Il parait évident à tout le monde que le débat est un franc succès pour les deux candidats. Comme à l’accoutumée, les uns comme les autres, dans l’intérêt du moral des troupes de gens crédules et naïfs qui font la majorité des supporters de Sarkolande, tout le monde est content et heureux. Tout le monde se félicite de la raclée médiatique infligée à l’adversaire, et, de la victoire proche, grâce à ce débat magique qui oblitère les facéties de l’un comme les bévues de l’autre (je vous laisse choisir, en fonction de vos opinions, qui est le facétieux et le maladroit).

 

hollande-sarkozy-2-mai-2012.jpgIl est toujours plus facile de donner des pronostics quand on connait le résultat d’une compétition quelle qu’elle soit. Mais, croyez-moi ou non, j’écris cet article en ce beau matin du samedi 5 mai 2012, face au majestueux mont Canigou, dans les Pyrénées orientales, où je vais participer, ce soir, au mariage d’un couple d’amis. Vous ne pouvez pas vous imaginer du bonheur d’être confronté à la splendeur de la nature, il faut, pour bien goûter de la beauté de celle-ci, être un tant soit peu contemplatif. En nos temps de vitesse et de superficialité, la contemplation devient grossière, presque vulgaire, tant elle coûte et n’a aucune chance de rapporter quelque argent. Tout ce qui ne donne pas de profits est tellement dépassé, tellement ridicule et sans intérêt (c’est le cas de le dire). Mais, moi, j’aime ça… contempler les merveilles que cette planète nous livre sans calcul, sans demander un quelconque paiement en retour, et quand bien même en demanderait-elle, nous la règlerions en pollutions de tous genres, en gâchis de toutes espèces. Pendant ce temps, de drôles de messagers courent d’une ville à l’autre, d’un podium à une scène, d’un buffet de gare au restaurant le plus chic, pour essayer de changer un sort qui désormais est figé, fixé, rendu définitif.

 

Au sortir du débat, comme à mon habitude, je n’ai pas voulu écrire à chaud. Bien m’en a pris, le temps a des vertus que nous avons oubliées et il a la mesure de la seule richesse qui vaille la peine, notre vie. Il était comique de voir tous ces commentateurs dire qui de Sarkozy ou de Hollande avait remporté un match qui ne peut avoir que des perdants, nous. Quand des hyènes se disputent un cadavre, seul le cadavre en pâtit, les hyènes seront repues, plus ou moins, mais rassasiées tout de même aux frais de leur victime. C’est ce qui m’amuse dans le spectacle surréaliste de tout ce peuple, 18 millions de personnes (dont je fais partie), qui resta, bouche bée, plusieurs heures durant, suspendu aux lippes avides des demandeurs de pouvoir.
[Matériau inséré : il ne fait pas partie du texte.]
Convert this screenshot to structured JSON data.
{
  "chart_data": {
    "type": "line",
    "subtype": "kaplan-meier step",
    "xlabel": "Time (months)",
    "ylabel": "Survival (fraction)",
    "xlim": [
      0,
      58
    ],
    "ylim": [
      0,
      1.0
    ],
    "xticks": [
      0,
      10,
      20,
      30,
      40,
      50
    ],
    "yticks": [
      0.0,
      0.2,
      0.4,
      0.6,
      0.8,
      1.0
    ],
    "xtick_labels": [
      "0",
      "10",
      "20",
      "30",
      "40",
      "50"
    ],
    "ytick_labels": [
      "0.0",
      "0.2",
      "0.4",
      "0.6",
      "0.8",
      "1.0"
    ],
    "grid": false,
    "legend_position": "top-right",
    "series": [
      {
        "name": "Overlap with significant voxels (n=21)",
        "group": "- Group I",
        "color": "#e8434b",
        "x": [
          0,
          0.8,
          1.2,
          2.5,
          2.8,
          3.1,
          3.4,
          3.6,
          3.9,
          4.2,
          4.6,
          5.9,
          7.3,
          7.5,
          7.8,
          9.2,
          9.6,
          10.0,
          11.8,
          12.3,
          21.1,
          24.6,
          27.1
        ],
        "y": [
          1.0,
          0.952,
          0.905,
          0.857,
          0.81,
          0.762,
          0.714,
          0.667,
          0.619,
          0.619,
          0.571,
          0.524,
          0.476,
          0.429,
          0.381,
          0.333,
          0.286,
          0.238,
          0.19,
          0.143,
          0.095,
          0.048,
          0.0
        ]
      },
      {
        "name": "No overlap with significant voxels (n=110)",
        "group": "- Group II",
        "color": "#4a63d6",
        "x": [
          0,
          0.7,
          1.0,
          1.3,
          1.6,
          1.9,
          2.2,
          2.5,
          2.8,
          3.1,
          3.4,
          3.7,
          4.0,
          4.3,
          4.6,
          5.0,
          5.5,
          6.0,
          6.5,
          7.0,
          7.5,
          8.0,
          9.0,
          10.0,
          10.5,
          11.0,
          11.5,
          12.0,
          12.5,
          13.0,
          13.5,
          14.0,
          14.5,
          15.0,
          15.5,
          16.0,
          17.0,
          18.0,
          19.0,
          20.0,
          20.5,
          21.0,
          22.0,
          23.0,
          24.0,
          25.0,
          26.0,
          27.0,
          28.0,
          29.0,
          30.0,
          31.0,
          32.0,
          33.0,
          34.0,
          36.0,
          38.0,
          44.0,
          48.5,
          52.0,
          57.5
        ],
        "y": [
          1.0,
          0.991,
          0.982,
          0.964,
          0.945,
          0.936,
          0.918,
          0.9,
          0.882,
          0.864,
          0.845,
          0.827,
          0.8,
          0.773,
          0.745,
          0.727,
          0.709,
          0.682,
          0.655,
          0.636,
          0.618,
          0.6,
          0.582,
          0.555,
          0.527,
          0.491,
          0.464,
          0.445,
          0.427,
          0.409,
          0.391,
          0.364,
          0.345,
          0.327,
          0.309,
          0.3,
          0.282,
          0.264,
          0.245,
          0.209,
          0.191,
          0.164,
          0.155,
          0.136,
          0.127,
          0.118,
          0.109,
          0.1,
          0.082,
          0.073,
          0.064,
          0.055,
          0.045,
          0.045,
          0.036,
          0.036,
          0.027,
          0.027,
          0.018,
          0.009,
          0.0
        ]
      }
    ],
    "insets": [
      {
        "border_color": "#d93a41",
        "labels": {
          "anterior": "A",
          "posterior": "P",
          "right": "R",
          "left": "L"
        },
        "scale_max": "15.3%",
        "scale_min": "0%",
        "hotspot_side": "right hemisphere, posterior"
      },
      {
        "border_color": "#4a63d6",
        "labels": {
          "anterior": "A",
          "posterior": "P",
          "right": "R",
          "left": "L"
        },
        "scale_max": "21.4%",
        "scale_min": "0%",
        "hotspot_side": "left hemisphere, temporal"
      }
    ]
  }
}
Bien sur, je rêve du jour où Sarkozy se prendra la porte dans les babines, lorsqu’elle se refermera sur lui et qu’il se retrouvera dans la rue qu’il n’aurait jamais dû quitter. Sa démarche de gamin des banlieues le montre bien, il n’a pas la hauteur (dans tous les sens du terme) de la fonction que 53 % des votants de 2007 lui ont demandé de remplir. Les Français ont été trompés sur la marchandise, mais, à l’impossible nul n’est tenu, nous pouvons la renvoyer d’où elle est venue, nous ne sommes pas obligés de la supporter plus longtemps. Cependant, je rêve surtout d’un monde politique qui visera vraiment l’intérêt du peuple qu’il dit défendre, qui affranchira ses décisions de tout parti pris ou avantage personnel, qui rétablira une Justice sans laquelle l’Homme redevient l’animal qu’il n’a jamais cessé d’être dans son tréfonds. Oui, je rêve, en bon idéaliste que je suis… Je suis un contemplatif idéaliste, les deux pires tares qu’un être puisse porter en ce XXIème siècle décadent.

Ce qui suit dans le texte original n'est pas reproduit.